5) AR Can Teach Vocabulary

Sets of science vocabulary words were created with AR content to help teach students with ASD and intellectual disabilities. The content included video, audio of definitions, labeled pictures and figures, and 3D simulations. The study was found to be highly effective for all participants and the particular student with ASD learned all the words in a relatively short time frame with immediate improvement.
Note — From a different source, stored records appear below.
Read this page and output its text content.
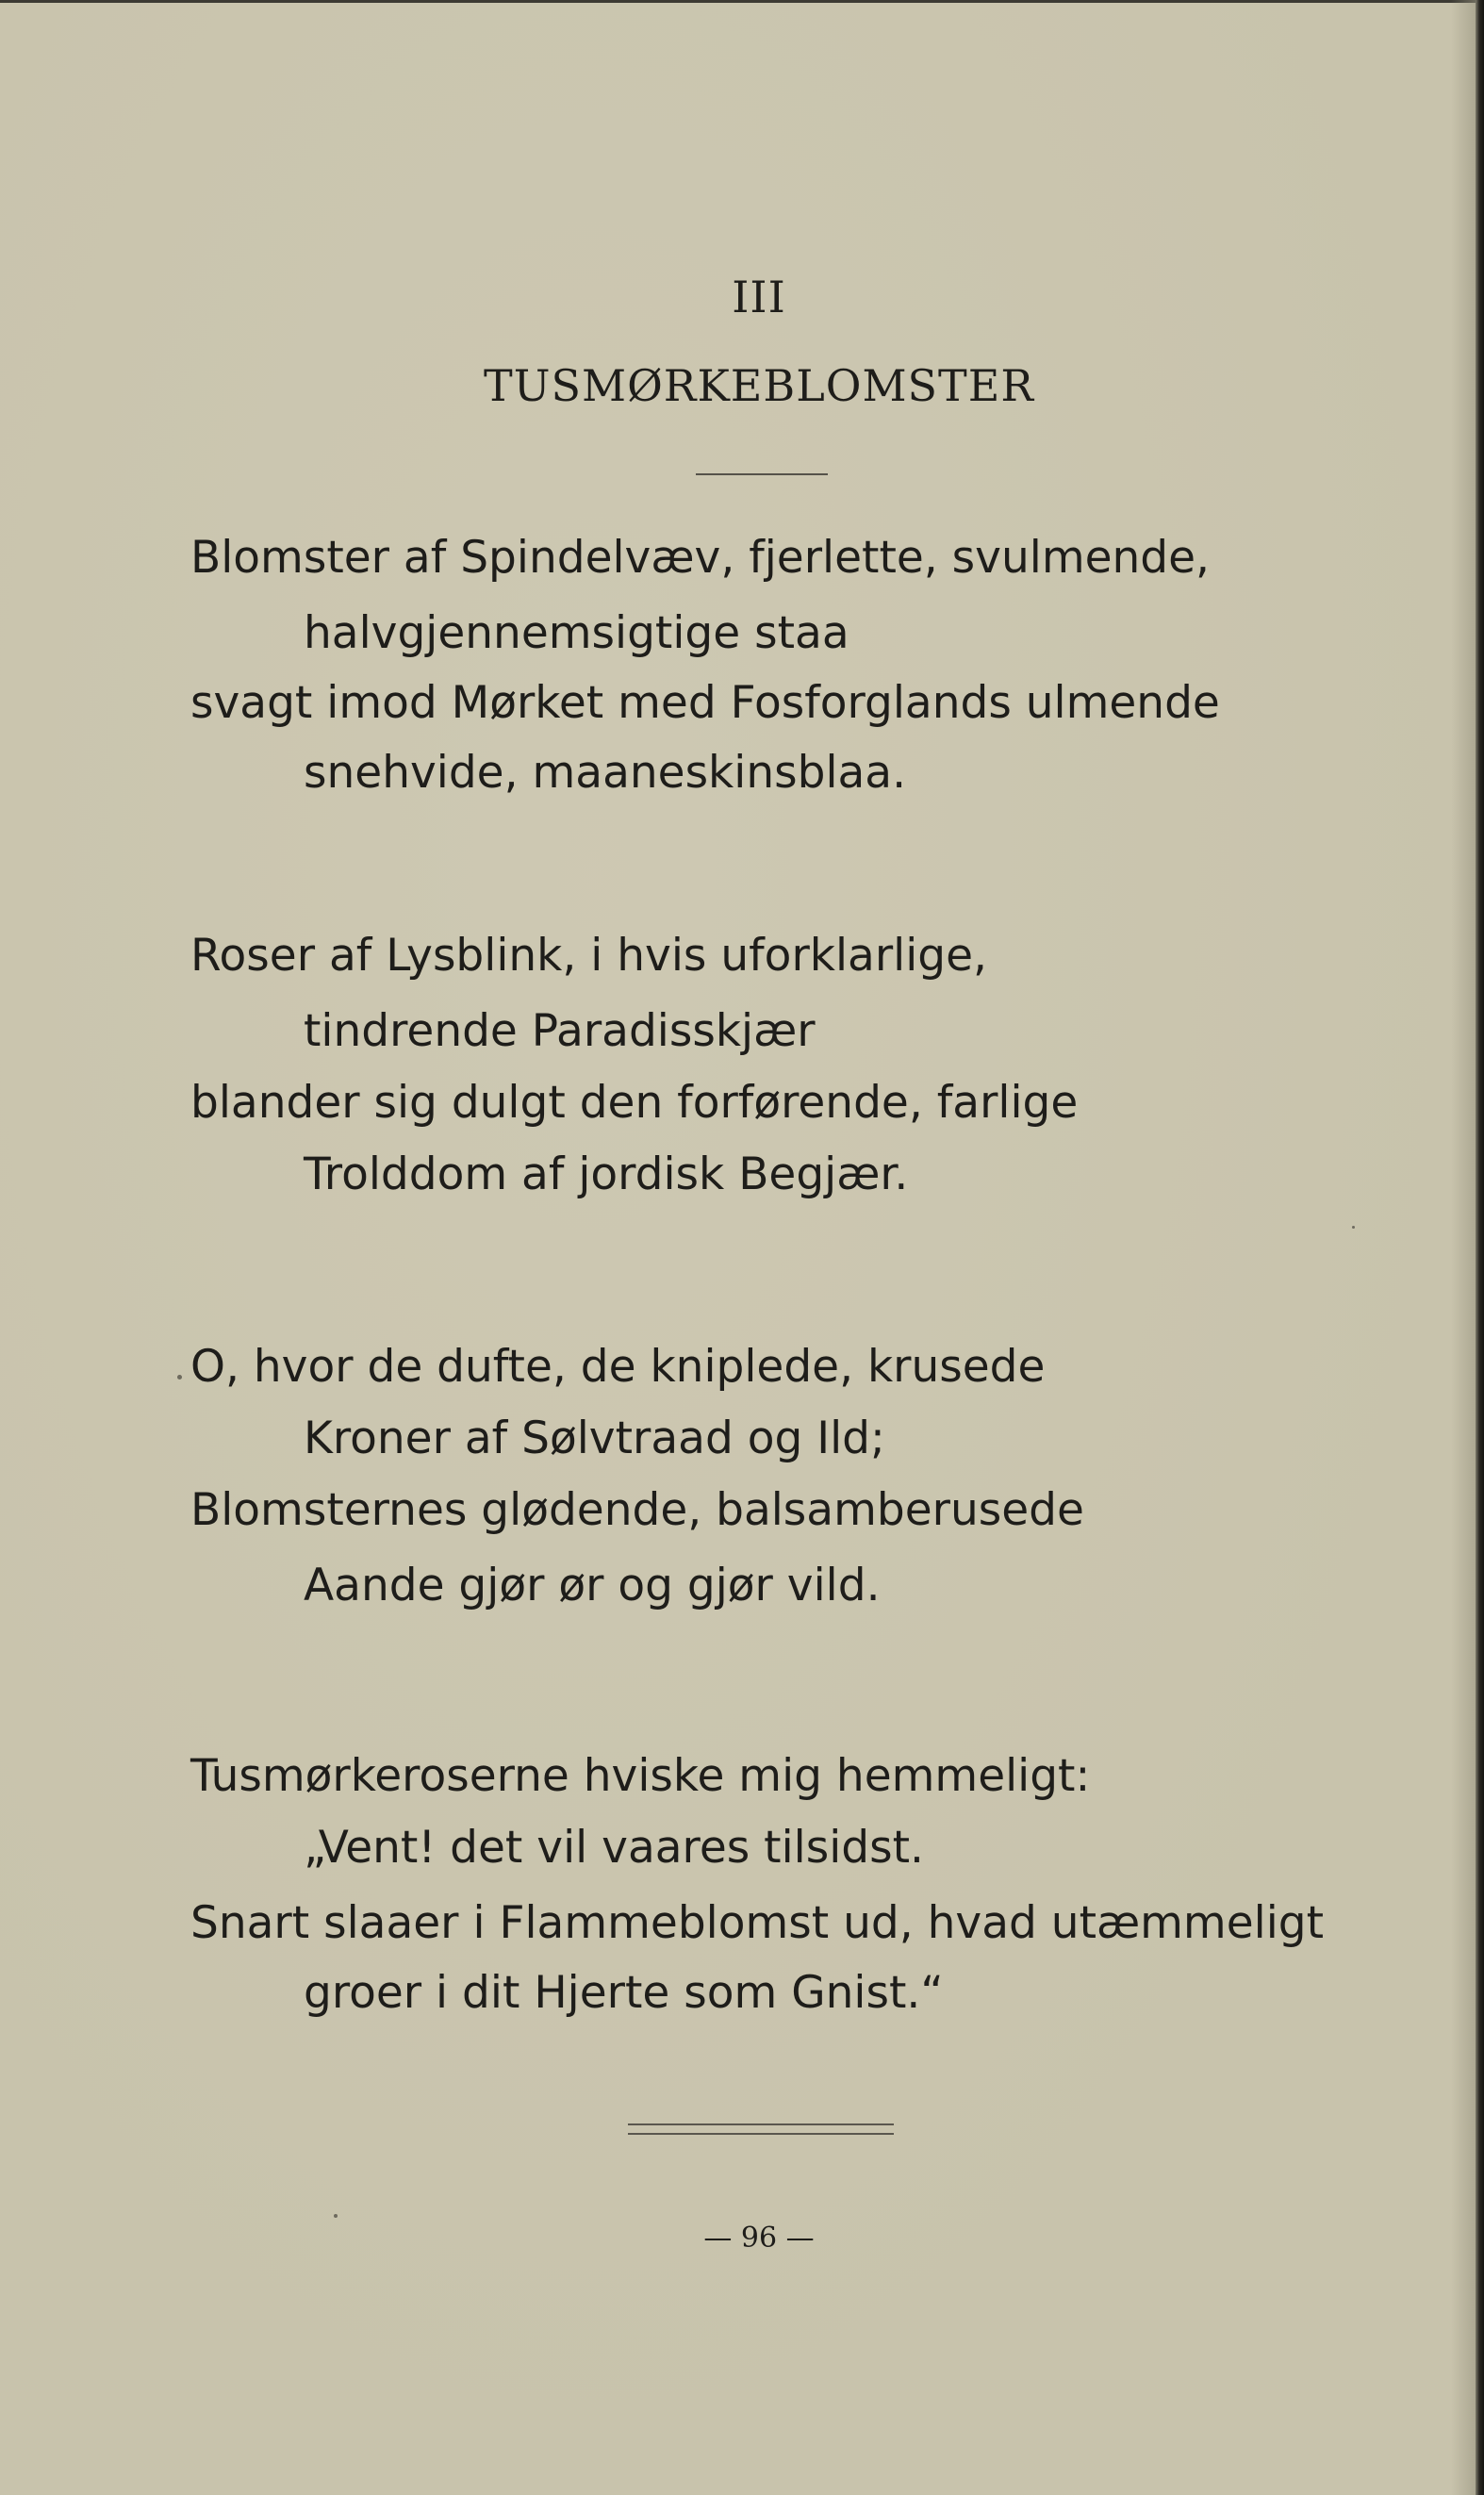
III
TUSMØRKEBLOMSTER
Blomster af Spindelvæv, fjerlette, svulmende,
halvgjennemsigtige staa
svagt imod Mørket med Fosforglands ulmende
snehvide, maaneskinsblaa.
Roser af Lysblink, i hvis uforklarlige,
tindrende Paradisskjær
blander sig dulgt den forførende, farlige
Trolddom af jordisk Begjær.
O, hvor de dufte, de kniplede, krusede
Kroner af Sølvtraad og Ild;
Blomsternes glødende, balsamberusede
Aande gjør ør og gjør vild.
Tusmørkeroserne hviske mig hemmeligt:
„Vent! det vil vaares tilsidst.
Snart slaaer i Flammeblomst ud, hvad utæmmeligt
groer i dit Hjerte som Gnist.“
— 96 —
The AR system designed by Zhen Bai to help children with pretend play. Photo: Graphics & Interaction Group/University of Cambridge Computer Laboratory

The AR system designed by Zhen Bai to help children with pretend play. Photo: Graphics & Interaction Group/University of Cambridge Computer Laboratory

6) AR Can Help with Imaginative Play

Researchers used an AR system with foam blocks and a TV screen that acted as a mirror in order to facilitate pretend play. The foam blocks transformed into a 3D car, train, or airplane on the screen and the kids could see themselves playing with the items as toys. Results showed a significant increase in imaginative play frequency and duration with the AR scenario and a video analysis revealed the children engaged in over 50% more pretend play scenarios per minute than without.

7) AR Can Teach a New Task

A study was executed for children where a five-step picture schedule of a toothbrushing task was augmented with a video clip demonstrating all the steps. After treatment, the AR intervention showed an immediate increase in independent performance by the participants, and after two months, completion of the task remained high. The kids enjoyed the AR content and the teachers reported the app to be an effective teaching tool.

Why is AR so effective for ASD?

AR allows for interaction with the real world which makes it easier to generalize real-life situations through digital content. The immersive, visual nature of AR capitalizes on a strength largely held by people with ASD and produces more curiosity and engagement. Introducing new technology can also be highly motivating, creating a more in-depth learning experience. In addition, AR can be easily adapted to supplement evidence-based practices such as picture prompting and video modeling that are currently being used by clinicians.

With AR technology being relatively new, its usage within healthcare, and particularly the realm of ASD, is still preliminary. Even so, studies show that the simple addition of an AR element to current therapies can increase motivation, attention, and focus. These highlighted outcomes just scrape the surface of the potential of AR-based interventions and the outlook is promising for future clinical use.